Rounding up the decent support was Richard Warren with his stripped back 50s sound who had supported Josh in Cambridge.
If you’ve not heard ‘Last of the Country Gentleman’ you’ve missed possibly the album of the year (it’s a close run thing with PJ Harvey’s ‘Let England Shake’). There’s more emotion in just one of it’s 10 minute long rambling songs, than most bands excise in their whole career. You feel like you are listening to the sound of a tormented soul asking for redemption. Before SXSW I’d never heard of Josh T Pearson and if I hadn’t seen him live, I’m not sure I would have ever picked up this great album.
Live, I think Josh’s music needs the right venue. I’d seen him play a church in Austin and the setting was just perfect. Tall, dressed in black with his long beard, he cut an imposing figure standing at the front of the church. He was the preacher and we were his congregation. His songs at time seemed like hymns being sung by a tormented preacher looking to us to give him the redemption he was seeking. This was the perfect setting. I don’t think there will ever be a more perfect setting for his music.

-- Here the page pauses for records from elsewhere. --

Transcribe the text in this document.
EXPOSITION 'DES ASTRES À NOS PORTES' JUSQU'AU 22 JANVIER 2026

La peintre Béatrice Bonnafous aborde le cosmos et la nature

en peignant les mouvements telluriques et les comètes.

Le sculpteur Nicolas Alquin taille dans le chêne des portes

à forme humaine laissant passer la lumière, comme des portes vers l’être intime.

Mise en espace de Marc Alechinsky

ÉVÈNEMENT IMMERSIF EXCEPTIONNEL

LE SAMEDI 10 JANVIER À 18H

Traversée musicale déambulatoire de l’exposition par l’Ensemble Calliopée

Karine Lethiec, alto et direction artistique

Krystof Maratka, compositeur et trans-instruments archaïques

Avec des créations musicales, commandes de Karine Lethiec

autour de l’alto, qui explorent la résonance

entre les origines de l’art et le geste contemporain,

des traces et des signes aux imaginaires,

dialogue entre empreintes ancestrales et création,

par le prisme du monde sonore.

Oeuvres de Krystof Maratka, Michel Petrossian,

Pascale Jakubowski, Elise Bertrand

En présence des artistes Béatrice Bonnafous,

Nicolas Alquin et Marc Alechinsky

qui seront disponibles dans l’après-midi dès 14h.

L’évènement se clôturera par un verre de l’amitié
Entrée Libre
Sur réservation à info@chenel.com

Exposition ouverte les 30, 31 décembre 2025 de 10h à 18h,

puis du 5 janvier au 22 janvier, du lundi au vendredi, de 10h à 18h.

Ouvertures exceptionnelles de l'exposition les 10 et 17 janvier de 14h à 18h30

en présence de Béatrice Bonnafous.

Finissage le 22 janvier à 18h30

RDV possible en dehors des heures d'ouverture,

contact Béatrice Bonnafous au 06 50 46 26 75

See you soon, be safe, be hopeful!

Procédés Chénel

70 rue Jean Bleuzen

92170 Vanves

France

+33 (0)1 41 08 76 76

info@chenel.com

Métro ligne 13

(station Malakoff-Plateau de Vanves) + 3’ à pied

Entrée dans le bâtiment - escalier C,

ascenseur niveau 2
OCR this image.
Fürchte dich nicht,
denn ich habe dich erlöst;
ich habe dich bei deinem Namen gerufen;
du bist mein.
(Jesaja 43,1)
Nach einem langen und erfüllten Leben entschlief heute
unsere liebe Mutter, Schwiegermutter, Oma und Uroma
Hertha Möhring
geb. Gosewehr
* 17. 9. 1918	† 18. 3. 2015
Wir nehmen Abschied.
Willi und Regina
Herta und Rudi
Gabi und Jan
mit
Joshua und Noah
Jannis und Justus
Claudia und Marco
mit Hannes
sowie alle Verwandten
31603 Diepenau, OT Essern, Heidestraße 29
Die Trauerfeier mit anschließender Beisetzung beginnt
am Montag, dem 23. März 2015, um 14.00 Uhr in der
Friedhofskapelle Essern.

The Barbican, is not a Presbyterian Church. It’s cavernous stage dwarfed even Josh’s imposing physical presence. But nevertheless, as soon as Josh uttered his first words, his presence filled the theatre. It helps that he matches his intense music and a wry, self deprecating sense of humour. The only downside is that with most songs clocking 10 minutes, the time flew so quickly it seemed that just as he was stepping onto the stage, he was stepping off it again. But when every word uttered comes from the depth of your soul, I’m sure there’s only so much a man can sing in one evening.
I’m not sure enjoyable is the right word to use for a Josh T Pearson’s performance. If delving into the darkness of this man’s soul can be called enjoyable, then this evening was a thoroughly enjoyable evening.
(No photos. So this is an iPhone photo taken at the end of the gig)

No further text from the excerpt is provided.